A: ‘With solo travelling the hard part is not the gnarly, physical challenges; it’s dealing with what is often a very repetitive routine. Every day I would write in my diary how I was feeling out of 10 and from I worked out that my personality average was about a seven. Anything over that was a very good day, but as soon as it started to drop below six I knew I had to rectify the situation. Having that visual sightline allowed me to think, right something is wrong and I need to take action. That could be something very simple like having a chocolate bar or a restful night in a tent. Mental games can help pull you through.’

Q: For half the year, you live and work in Patagonia – what first drew you to that part of the world?
A: ‘Having completed a big expedition in and around Scotland, Patagonia seemed a step up in the sense that it’s just that little bit harder, the mountains are bigger and the wilderness is much more wild and much less forgiving. There is no infrastructure once you get out of the national parks – there are some amazing walking trails but as soon as you're off those you can quickly end up very far from the nearest road or potential help.’

Q: The modern world facilitates increasingly sedentary behaviour – how important do you think it is for people to experience the great outdoors?

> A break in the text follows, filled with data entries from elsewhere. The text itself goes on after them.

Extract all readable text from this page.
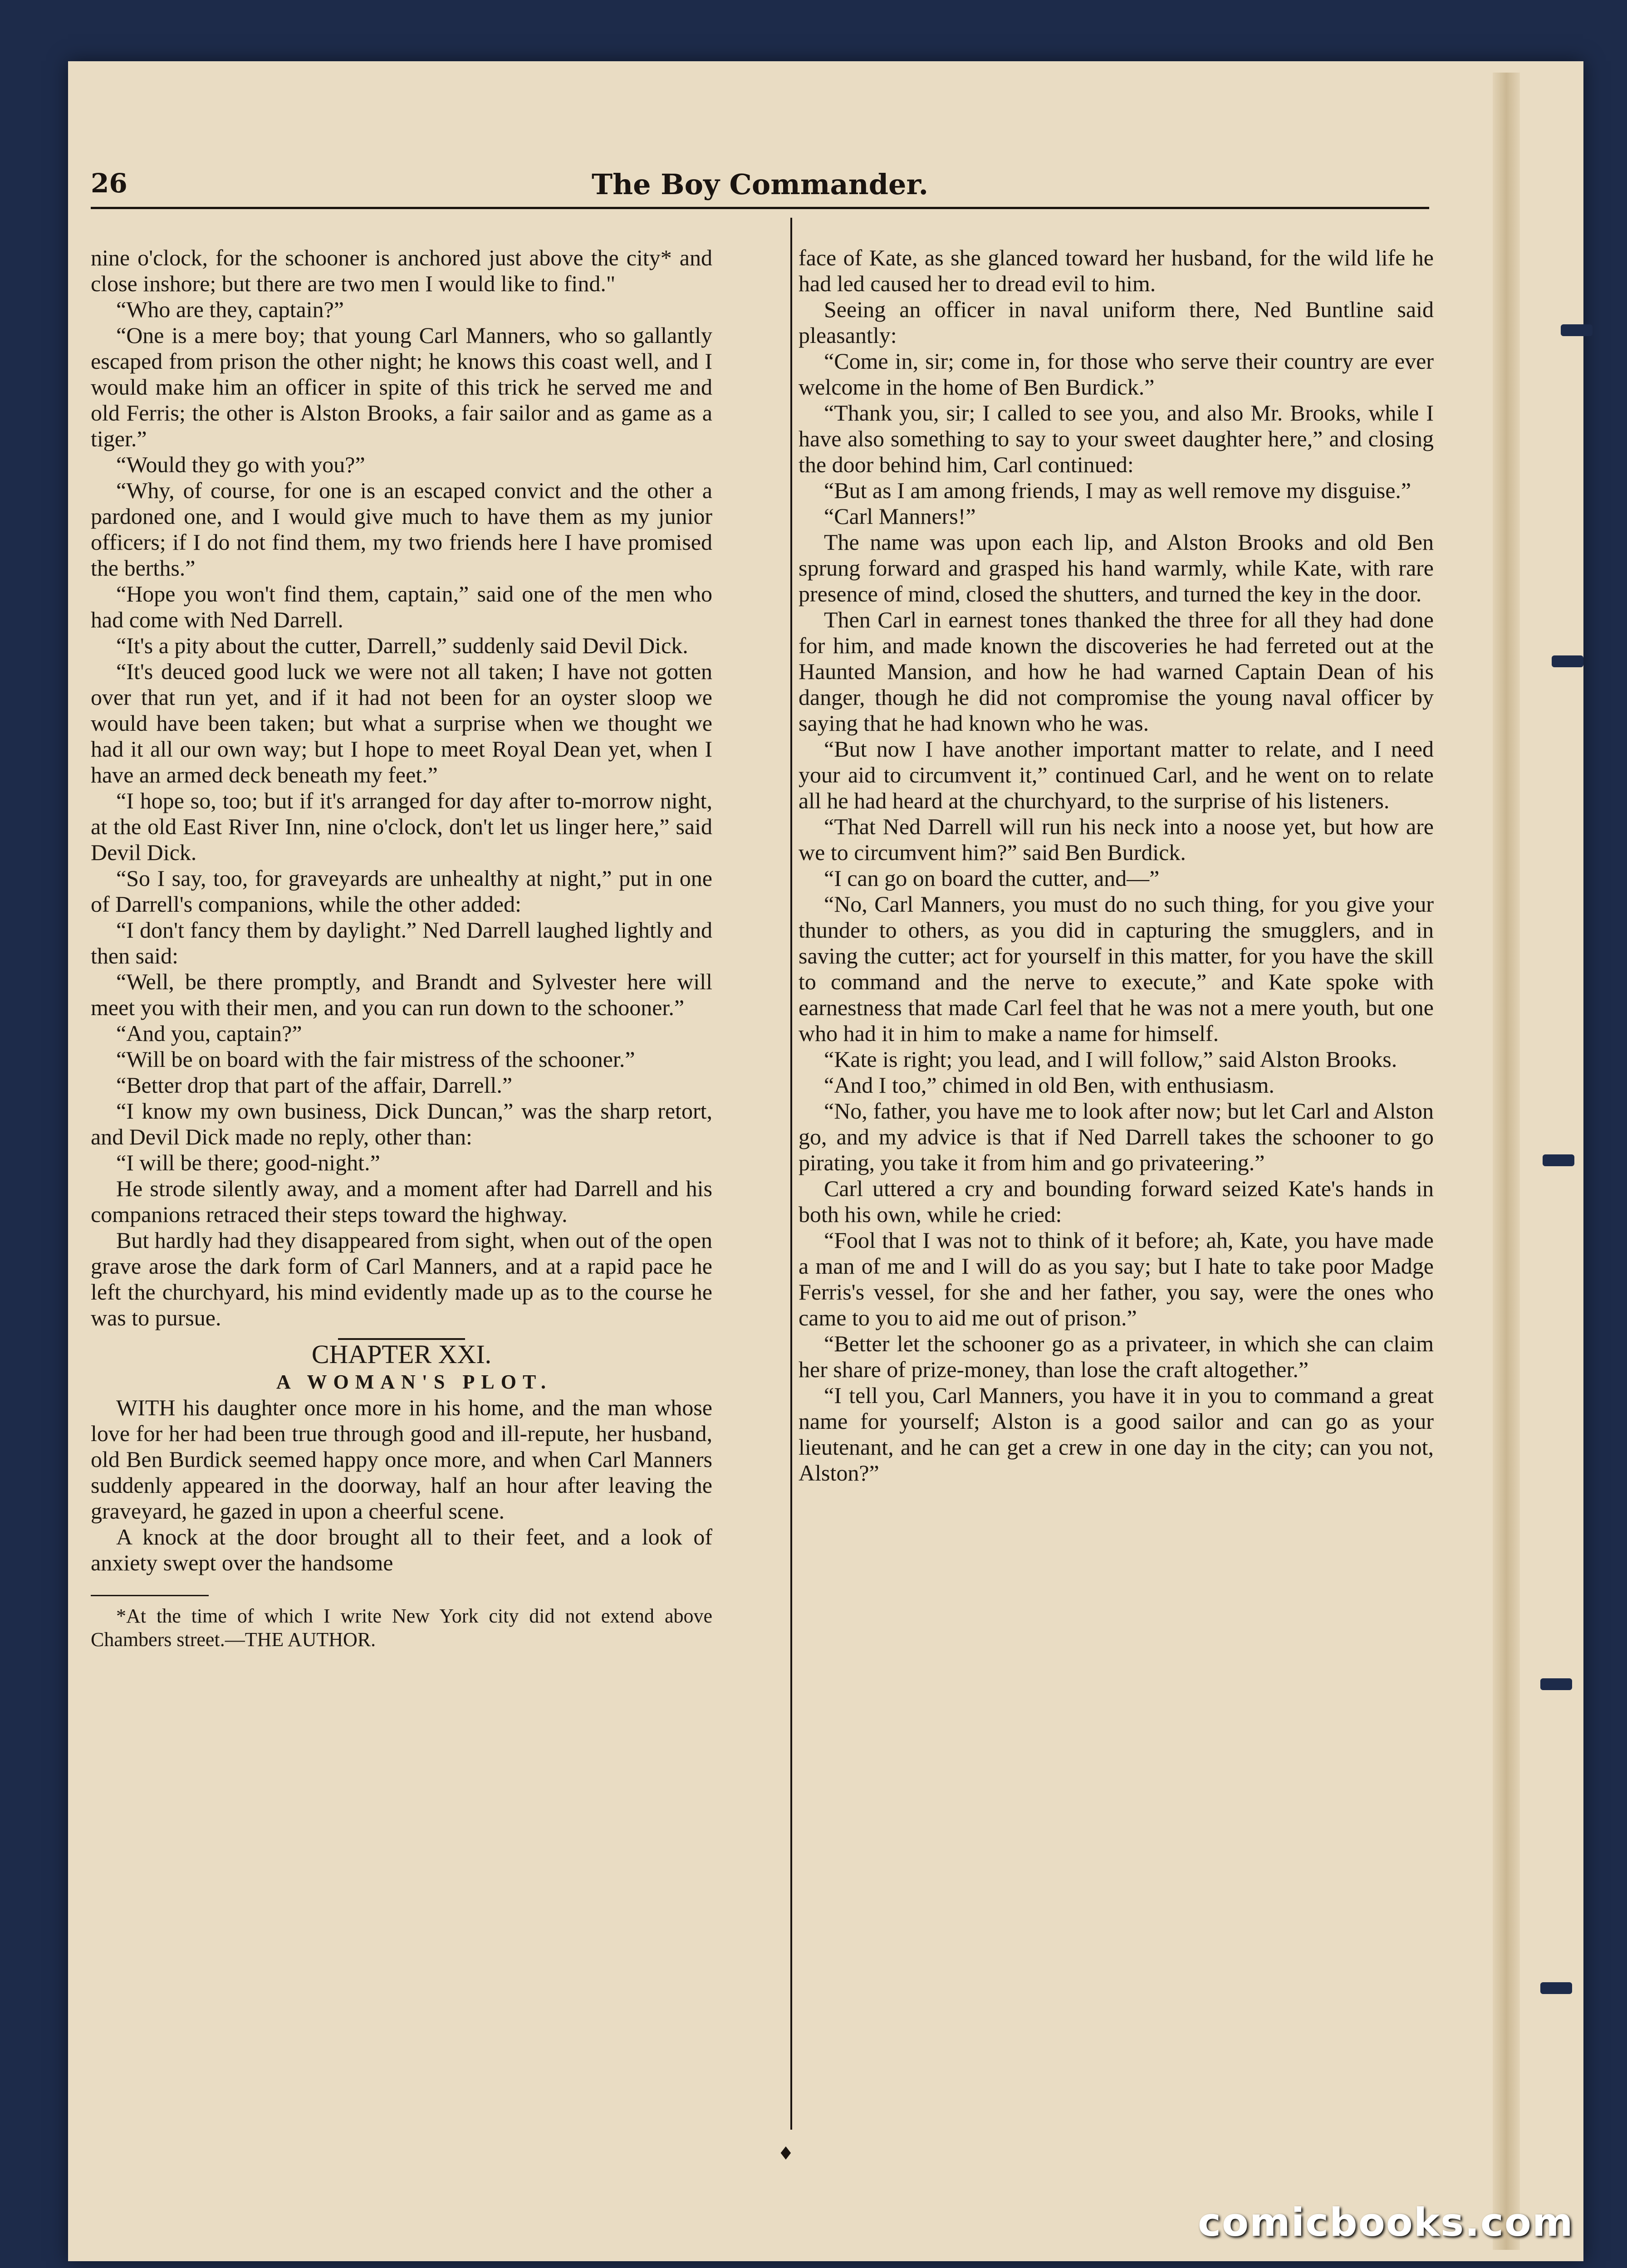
26	The Boy Commander.

nine o'clock, for the schooner is anchored just above the city* and close inshore; but there are two men I would like to find."

“Who are they, captain?”

“One is a mere boy; that young Carl Manners, who so gallantly escaped from prison the other night; he knows this coast well, and I would make him an officer in spite of this trick he served me and old Ferris; the other is Alston Brooks, a fair sailor and as game as a tiger.”

“Would they go with you?”

“Why, of course, for one is an escaped convict and the other a pardoned one, and I would give much to have them as my junior officers; if I do not find them, my two friends here I have promised the berths.”

“Hope you won't find them, captain,” said one of the men who had come with Ned Darrell.

“It's a pity about the cutter, Darrell,” suddenly said Devil Dick.

“It's deuced good luck we were not all taken; I have not gotten over that run yet, and if it had not been for an oyster sloop we would have been taken; but what a surprise when we thought we had it all our own way; but I hope to meet Royal Dean yet, when I have an armed deck beneath my feet.”

“I hope so, too; but if it's arranged for day after to-morrow night, at the old East River Inn, nine o'clock, don't let us linger here,” said Devil Dick.

“So I say, too, for graveyards are unhealthy at night,” put in one of Darrell's companions, while the other added:

“I don't fancy them by daylight.” Ned Darrell laughed lightly and then said:

“Well, be there promptly, and Brandt and Sylvester here will meet you with their men, and you can run down to the schooner.”

“And you, captain?”

“Will be on board with the fair mistress of the schooner.”

“Better drop that part of the affair, Darrell.”

“I know my own business, Dick Duncan,” was the sharp retort, and Devil Dick made no reply, other than:

“I will be there; good-night.”

He strode silently away, and a moment after had Darrell and his companions retraced their steps toward the highway.

But hardly had they disappeared from sight, when out of the open grave arose the dark form of Carl Manners, and at a rapid pace he left the churchyard, his mind evidently made up as to the course he was to pursue.

CHAPTER XXI.

A WOMAN'S PLOT.

WITH his daughter once more in his home, and the man whose love for her had been true through good and ill-repute, her husband, old Ben Burdick seemed happy once more, and when Carl Manners suddenly appeared in the doorway, half an hour after leaving the graveyard, he gazed in upon a cheerful scene.

A knock at the door brought all to their feet, and a look of anxiety swept over the handsome

*At the time of which I write New York city did not extend above Chambers street.—THE AUTHOR.

face of Kate, as she glanced toward her husband, for the wild life he had led caused her to dread evil to him.

Seeing an officer in naval uniform there, Ned Buntline said pleasantly:

“Come in, sir; come in, for those who serve their country are ever welcome in the home of Ben Burdick.”

“Thank you, sir; I called to see you, and also Mr. Brooks, while I have also something to say to your sweet daughter here,” and closing the door behind him, Carl continued:

“But as I am among friends, I may as well remove my disguise.”

“Carl Manners!”

The name was upon each lip, and Alston Brooks and old Ben sprung forward and grasped his hand warmly, while Kate, with rare presence of mind, closed the shutters, and turned the key in the door.

Then Carl in earnest tones thanked the three for all they had done for him, and made known the discoveries he had ferreted out at the Haunted Mansion, and how he had warned Captain Dean of his danger, though he did not compromise the young naval officer by saying that he had known who he was.

“But now I have another important matter to relate, and I need your aid to circumvent it,” continued Carl, and he went on to relate all he had heard at the churchyard, to the surprise of his listeners.

“That Ned Darrell will run his neck into a noose yet, but how are we to circumvent him?” said Ben Burdick.

“I can go on board the cutter, and—”

“No, Carl Manners, you must do no such thing, for you give your thunder to others, as you did in capturing the smugglers, and in saving the cutter; act for yourself in this matter, for you have the skill to command and the nerve to execute,” and Kate spoke with earnestness that made Carl feel that he was not a mere youth, but one who had it in him to make a name for himself.

“Kate is right; you lead, and I will follow,” said Alston Brooks.

“And I too,” chimed in old Ben, with enthusiasm.

“No, father, you have me to look after now; but let Carl and Alston go, and my advice is that if Ned Darrell takes the schooner to go pirating, you take it from him and go privateering.”

Carl uttered a cry and bounding forward seized Kate's hands in both his own, while he cried:

“Fool that I was not to think of it before; ah, Kate, you have made a man of me and I will do as you say; but I hate to take poor Madge Ferris's vessel, for she and her father, you say, were the ones who came to you to aid me out of prison.”

“Better let the schooner go as a privateer, in which she can claim her share of prize-money, than lose the craft altogether.”

“I tell you, Carl Manners, you have it in you to command a great name for yourself; Alston is a good sailor and can go as your lieutenant, and he can get a crew in one day in the city; can you not, Alston?”

♦
comicbooks.com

A: ‘It's absolutely crucial, especially for children. If a kid is playing in a stream or river and they’re playing with rocks, that kid is going to learn basic engineering related to how structures can obstruct the flow of water and those type of lessons may seem small but they can really help with a child's development. If you don't enjoy something and you don't know about it you're not going to feel compelled to protect it, so education from a young age is paramount.’